A balanced assessment must recognize that Ethiopia is not an external actor in the Horn of Africa but a core regional state, embedded through longstanding historical, economic, cultural, and security ties with its neighbors. The stability and economic advancement of Ethiopia yield significant benefits for Somalia, Djibouti, Sudan, and Eritrea—most notably in the expansion of trade corridors, increased energy interdependence, strengthened infrastructure connectivity, and more effective security cooperation. While Ethiopia’s regional rise introduces governance, coordination, and perception challenges, it simultaneously creates opportunities for cooperative development, deeper regional integration, and more inclusive security frameworks grounded in geographic proximity and shared interests.

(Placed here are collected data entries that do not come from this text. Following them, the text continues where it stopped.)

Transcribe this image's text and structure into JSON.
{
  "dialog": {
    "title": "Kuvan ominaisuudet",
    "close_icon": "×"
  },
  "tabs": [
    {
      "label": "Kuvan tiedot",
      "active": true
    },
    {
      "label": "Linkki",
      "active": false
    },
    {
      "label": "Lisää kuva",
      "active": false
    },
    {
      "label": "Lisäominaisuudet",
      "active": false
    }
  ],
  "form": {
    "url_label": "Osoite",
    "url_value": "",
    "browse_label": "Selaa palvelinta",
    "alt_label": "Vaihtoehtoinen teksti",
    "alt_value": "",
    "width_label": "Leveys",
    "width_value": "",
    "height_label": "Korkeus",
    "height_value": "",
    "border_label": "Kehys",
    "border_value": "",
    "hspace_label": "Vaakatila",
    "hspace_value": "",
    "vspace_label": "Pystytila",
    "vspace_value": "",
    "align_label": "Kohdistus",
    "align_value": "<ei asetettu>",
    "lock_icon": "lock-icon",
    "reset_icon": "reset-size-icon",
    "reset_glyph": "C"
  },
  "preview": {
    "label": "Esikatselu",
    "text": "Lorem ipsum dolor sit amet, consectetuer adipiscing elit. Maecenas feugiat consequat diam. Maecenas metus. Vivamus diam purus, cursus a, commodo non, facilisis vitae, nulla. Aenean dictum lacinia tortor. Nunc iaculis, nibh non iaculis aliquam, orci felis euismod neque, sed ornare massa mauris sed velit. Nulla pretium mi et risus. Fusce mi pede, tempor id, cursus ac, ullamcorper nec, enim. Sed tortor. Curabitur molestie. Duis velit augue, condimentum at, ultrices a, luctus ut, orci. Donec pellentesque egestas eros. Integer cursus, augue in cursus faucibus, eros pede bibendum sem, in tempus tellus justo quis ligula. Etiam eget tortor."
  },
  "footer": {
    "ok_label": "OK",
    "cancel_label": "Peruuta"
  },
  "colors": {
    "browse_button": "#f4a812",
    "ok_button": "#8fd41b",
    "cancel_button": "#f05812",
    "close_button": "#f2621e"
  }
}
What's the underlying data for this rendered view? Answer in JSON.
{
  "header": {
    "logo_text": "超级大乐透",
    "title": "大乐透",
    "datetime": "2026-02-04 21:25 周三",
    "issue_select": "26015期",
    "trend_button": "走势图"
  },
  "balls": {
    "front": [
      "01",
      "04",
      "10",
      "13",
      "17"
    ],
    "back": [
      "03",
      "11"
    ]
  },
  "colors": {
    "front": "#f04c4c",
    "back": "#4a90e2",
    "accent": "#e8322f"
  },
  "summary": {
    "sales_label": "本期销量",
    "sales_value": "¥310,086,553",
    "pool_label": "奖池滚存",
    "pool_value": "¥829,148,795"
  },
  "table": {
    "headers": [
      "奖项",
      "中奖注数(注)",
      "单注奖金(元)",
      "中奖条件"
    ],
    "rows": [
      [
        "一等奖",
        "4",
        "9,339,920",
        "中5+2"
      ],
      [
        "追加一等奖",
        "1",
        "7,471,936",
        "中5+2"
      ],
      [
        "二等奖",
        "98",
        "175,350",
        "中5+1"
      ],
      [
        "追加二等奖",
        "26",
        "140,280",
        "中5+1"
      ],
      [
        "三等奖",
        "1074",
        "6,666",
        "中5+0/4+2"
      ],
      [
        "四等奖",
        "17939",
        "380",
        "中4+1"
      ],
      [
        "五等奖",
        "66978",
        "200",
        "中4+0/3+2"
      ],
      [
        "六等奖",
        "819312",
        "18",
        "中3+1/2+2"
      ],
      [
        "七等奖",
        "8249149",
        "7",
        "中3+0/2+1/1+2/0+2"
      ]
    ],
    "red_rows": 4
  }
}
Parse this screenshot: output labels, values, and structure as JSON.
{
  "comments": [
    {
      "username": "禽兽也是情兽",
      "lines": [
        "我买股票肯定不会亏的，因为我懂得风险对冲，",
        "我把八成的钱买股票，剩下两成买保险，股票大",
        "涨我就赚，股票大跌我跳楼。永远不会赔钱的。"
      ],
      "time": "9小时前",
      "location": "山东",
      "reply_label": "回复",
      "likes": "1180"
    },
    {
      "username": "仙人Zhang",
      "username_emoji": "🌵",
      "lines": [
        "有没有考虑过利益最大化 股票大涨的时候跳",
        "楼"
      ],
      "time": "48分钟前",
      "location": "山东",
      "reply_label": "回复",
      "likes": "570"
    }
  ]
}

Excluding Ethiopia from Red Sea governance discussions, particularly while privileging extra-regional actors, risks undermining regional ownership and entrenching political and security fragmentation.
Ultimately, Egypt’s expanding presence in the Red Sea and the Horn of Africa reflects a strategic response to shifting regional power balances rather than a legally grounded custodial mandate. While Egypt has legitimate interests in maritime security and freedom of navigation, these interests should not be interpreted as conferring authority to act as a guardian of the Red Sea or to pursue containment strategies that marginalize core regional stakeholders. Sustainable stability in the Red Sea corridor depends on moving beyond unilateral security doctrines and toward cooperative frameworks rooted in international law, sovereign equality, and genuine regional ownership. In this context, acknowledging Ethiopia’s legitimate pursuit of maritime access and formally integrating it into inclusive Red Sea governance mechanisms would help reduce zero-sum competition and strengthen collective security in one of the world’s most strategically vital maritime corridors.